Aku melangkah pelan, tak tentu arah. Pikiranku masih
melayang pada keputusan yang kau buat kemarin malam. Semudah itukah kau
mengakhiri hubungan yang telah berlangsung 1 tahun lamanya?
Aku masih ingat pernyataan sayangmu kala fajar baru
menampakkan dirinya. Namun mengapa ketika fajar menghilang kau malah memutuskan
untuk benar-benar berhenti mengucapkan kata sayang itu?
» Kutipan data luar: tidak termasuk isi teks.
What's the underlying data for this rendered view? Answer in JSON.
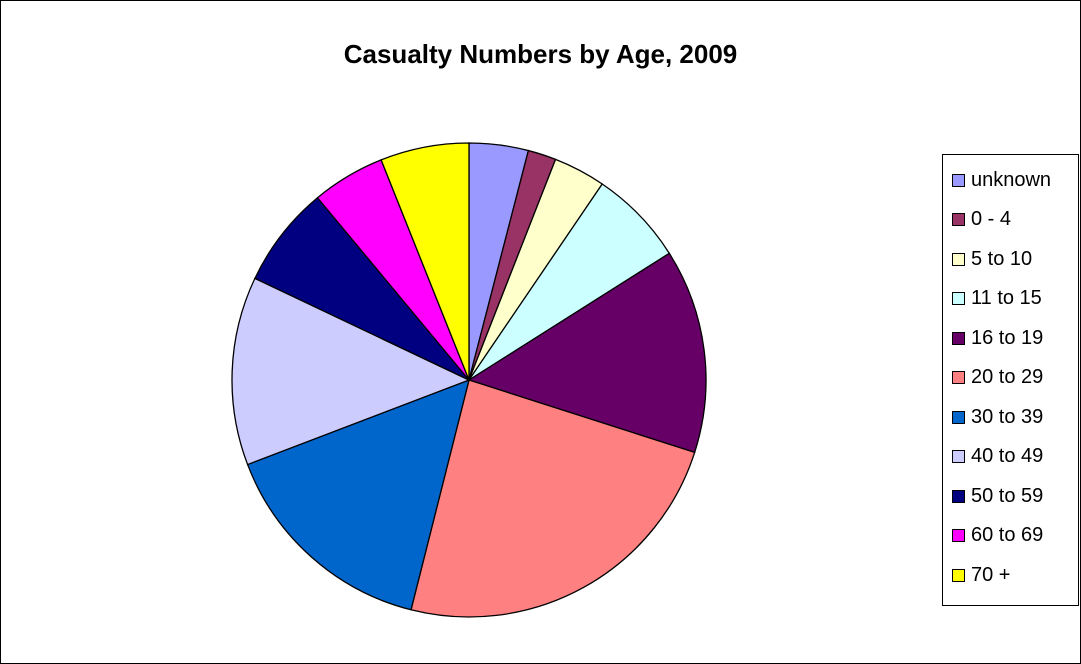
{
  "chart_data": {
    "type": "pie",
    "title": "Casualty Numbers by Age, 2009",
    "legend_position": "right",
    "categories": [
      "unknown",
      "0 - 4",
      "5 to 10",
      "11 to 15",
      "16 to 19",
      "20 to 29",
      "30 to 39",
      "40 to 49",
      "50 to 59",
      "60 to 69",
      "70 +"
    ],
    "values": [
      4.2,
      2.0,
      3.7,
      6.8,
      14.5,
      25.0,
      15.9,
      13.4,
      7.2,
      5.2,
      6.3
    ],
    "colors": [
      "#9999FF",
      "#993366",
      "#FFFFCC",
      "#CCFFFF",
      "#660066",
      "#FF8080",
      "#0066CC",
      "#CCCCFF",
      "#000080",
      "#FF00FF",
      "#FFFF00"
    ]
  }
}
Tiba-tiba mataku menangkap sosok gadis mungil nan imut yang
sedang berdiri di depan kelasnya. Terlihat ia sedang berbicara dengan seorang
pemuda yang berdiri di sampingnya. Pemuda itu terlihat jauh lebih tinggi dari
gadis mungil di sampingnya, namun aku tak mampu mengenali wajahnya dengan baik.
Walau hanya berjarak beberapa meter dari tempatku berdiri saat ini, aku tak
mampu mengenali wajah pemuda itu dengan jelas tanpa bantuan kacamata yang aku
tinggalkan di bangku tempatku menyerap ilmu.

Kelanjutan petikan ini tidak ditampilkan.